C:\LetsEncrypt\letsencrypt.exe --renew --baseuri “https://acme-v01.api.letsencrypt.org/” --script C:\LetsEncrypt\InstallCertificate.cmd

It is set to “Run With Highest Privileges” in the task scheduler.

There are no errors just informational messages in the scheduler once per day and nothing is in the log files.
Nothing appears to happen and the certificate is not renewed. This is what I expect when the certificate has more than 30 days left before it expires.

If I run the same command (today) from an elevated command prompt my certificate is successfully renewed for 3 months and all happy messages in the LetsEncrypt logs. There was 27 days to go on the existing certificate when I ran the command manually. The same administrator user is set in the scheduled task as was logged in when running from the command line.

Any ideas why running this command from the task scheduler would stop it from working?

Thanks in advance
David

Rip · March 1, 2018, 5:34am

This information might get you going. The info is for Windows Server 2008 R2, but command line and task scheduler syntax hasn't changed significantly from SBS.

Task Scheduler quirks

dpollard · March 1, 2018, 6:00am

Hi Rip,
Thanks for the reply. I think you have created a link that points back to my post?
SBS 2011 is very similar to Server 2008. They just added some fancy wizards to confuse things

Rip · March 1, 2018, 6:07am

Shoot. I’ll try again.

https://social.technet.microsoft.com/Forums/Lync/en-US/44120d29-cb25-4478-999e-f1a4e9dfa304/command-runs-successfully-from-a-cmd-prompt-but-not-when-using-task-scheduler?forum=winservergen

Cheers!

dpollard · March 2, 2018, 2:34am

OK I think I have fixed the problem.
I’m not exactly sure what it was. I called a command script from the taks instead of the exe.
I added some start / finish echo command to the script and logged them to a file with >>
Then I could make sure things were completing as expected.

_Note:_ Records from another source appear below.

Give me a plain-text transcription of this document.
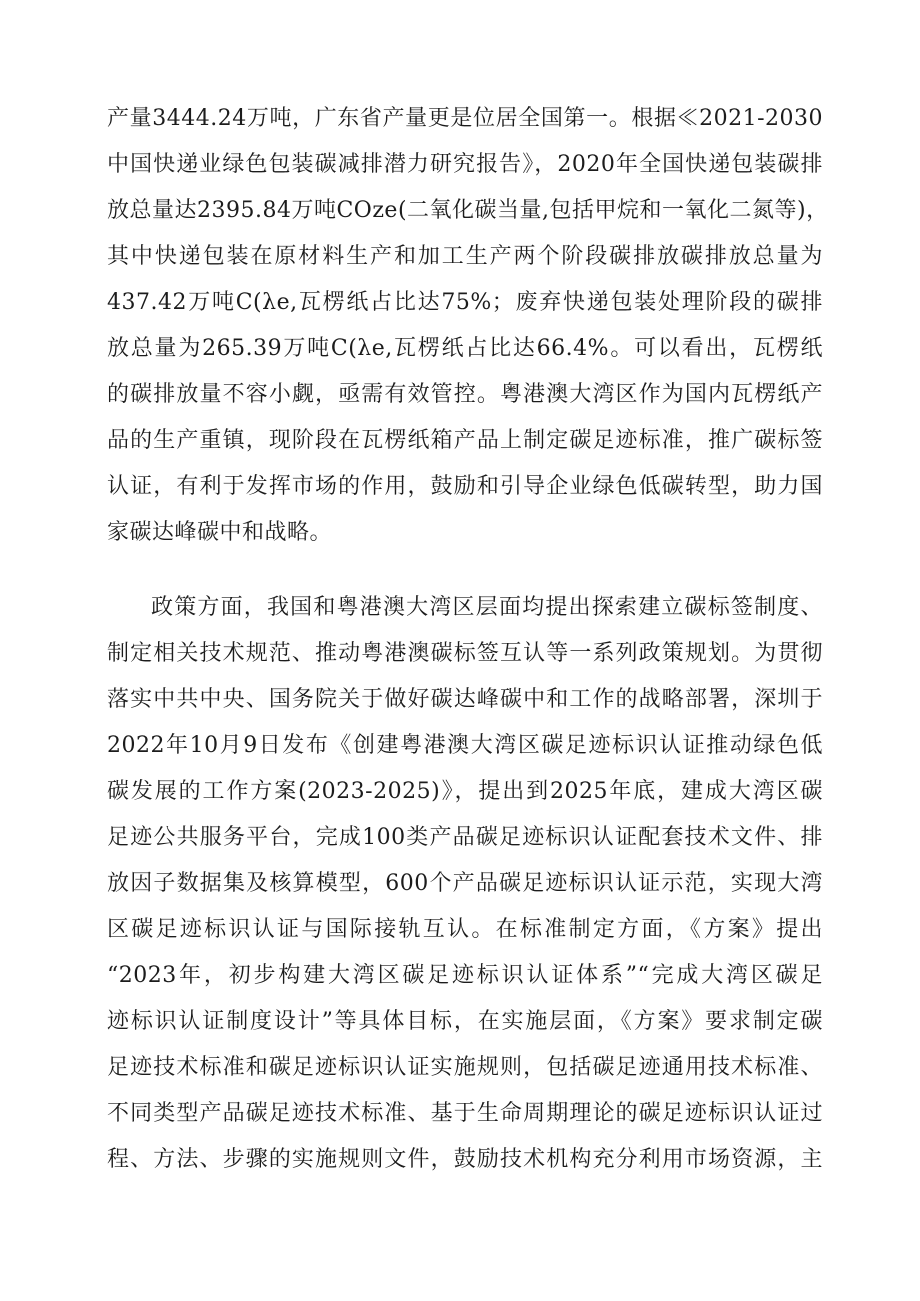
产量3444.24万吨，广东省产量更是位居全国第一。根据≪2021-2030
中国快递业绿色包装碳减排潜力研究报告》，2020年全国快递包装碳排
放总量达2395.84万吨COze(二氧化碳当量,包括甲烷和一氧化二氮等)，
其中快递包装在原材料生产和加工生产两个阶段碳排放碳排放总量为
437.42万吨C(λe,瓦楞纸占比达75%；废弃快递包装处理阶段的碳排
放总量为265.39万吨C(λe,瓦楞纸占比达66.4%。可以看出，瓦楞纸
的碳排放量不容小觑，亟需有效管控。粤港澳大湾区作为国内瓦楞纸产
品的生产重镇，现阶段在瓦楞纸箱产品上制定碳足迹标准，推广碳标签
认证，有利于发挥市场的作用，鼓励和引导企业绿色低碳转型，助力国
家碳达峰碳中和战略。
政策方面，我国和粤港澳大湾区层面均提出探索建立碳标签制度、
制定相关技术规范、推动粤港澳碳标签互认等一系列政策规划。为贯彻
落实中共中央、国务院关于做好碳达峰碳中和工作的战略部署，深圳于
2022年10月9日发布《创建粤港澳大湾区碳足迹标识认证推动绿色低
碳发展的工作方案(2023-2025)》，提出到2025年底，建成大湾区碳
足迹公共服务平台，完成100类产品碳足迹标识认证配套技术文件、排
放因子数据集及核算模型，600个产品碳足迹标识认证示范，实现大湾
区碳足迹标识认证与国际接轨互认。在标准制定方面，《方案》提出
“2023年，初步构建大湾区碳足迹标识认证体系”“完成大湾区碳足
迹标识认证制度设计”等具体目标，在实施层面，《方案》要求制定碳
足迹技术标准和碳足迹标识认证实施规则，包括碳足迹通用技术标准、
不同类型产品碳足迹技术标准、基于生命周期理论的碳足迹标识认证过
程、方法、步骤的实施规则文件，鼓励技术机构充分利用市场资源，主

I then added the command that actually does the work in between the start and the finish in the script and included a >> logfile.log and 2>&1 to capture the standard error as well.

I had tried a few different users to run the script and that was part of the problem.
I found the script would not exit and the scheduler would say “Running” endlessly.

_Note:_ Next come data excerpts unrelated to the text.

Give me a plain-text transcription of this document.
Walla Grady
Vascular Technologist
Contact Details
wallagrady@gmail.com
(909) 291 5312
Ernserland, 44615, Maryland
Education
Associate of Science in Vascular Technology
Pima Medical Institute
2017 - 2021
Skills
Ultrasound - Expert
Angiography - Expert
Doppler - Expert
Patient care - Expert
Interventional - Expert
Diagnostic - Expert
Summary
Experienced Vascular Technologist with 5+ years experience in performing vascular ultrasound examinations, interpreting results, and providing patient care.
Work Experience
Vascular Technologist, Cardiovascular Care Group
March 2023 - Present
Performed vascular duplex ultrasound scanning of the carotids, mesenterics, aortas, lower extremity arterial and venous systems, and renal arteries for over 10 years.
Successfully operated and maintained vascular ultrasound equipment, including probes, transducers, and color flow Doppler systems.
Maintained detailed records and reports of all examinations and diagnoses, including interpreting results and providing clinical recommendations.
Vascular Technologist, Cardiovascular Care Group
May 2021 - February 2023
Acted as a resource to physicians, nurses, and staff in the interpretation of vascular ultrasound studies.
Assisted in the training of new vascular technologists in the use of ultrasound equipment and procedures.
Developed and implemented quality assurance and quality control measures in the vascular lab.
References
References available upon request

When I checked out what the log had now caught I found this line.
"Enter an email address (not public, used for renewal fail notices)"
So it is waiting for someone to enter an email address.

Google then pointed me to this post https://github.com/PKISharp/win-acme/issues/585

Which basically says you need to run the script as the same user that originally installed the program.
So I did that and now it appears to work.
At least it executes from the scheduler and says there is nothing to update.
I won’t know for sure if the certificates renewal works until the 60 days has passed they are ready.

But it’s looking good.
I hope this answer helps someone else.
Basic script debugging
David

system · April 1, 2018, 2:35am

This topic was automatically closed 30 days after the last reply. New replies are no longer allowed.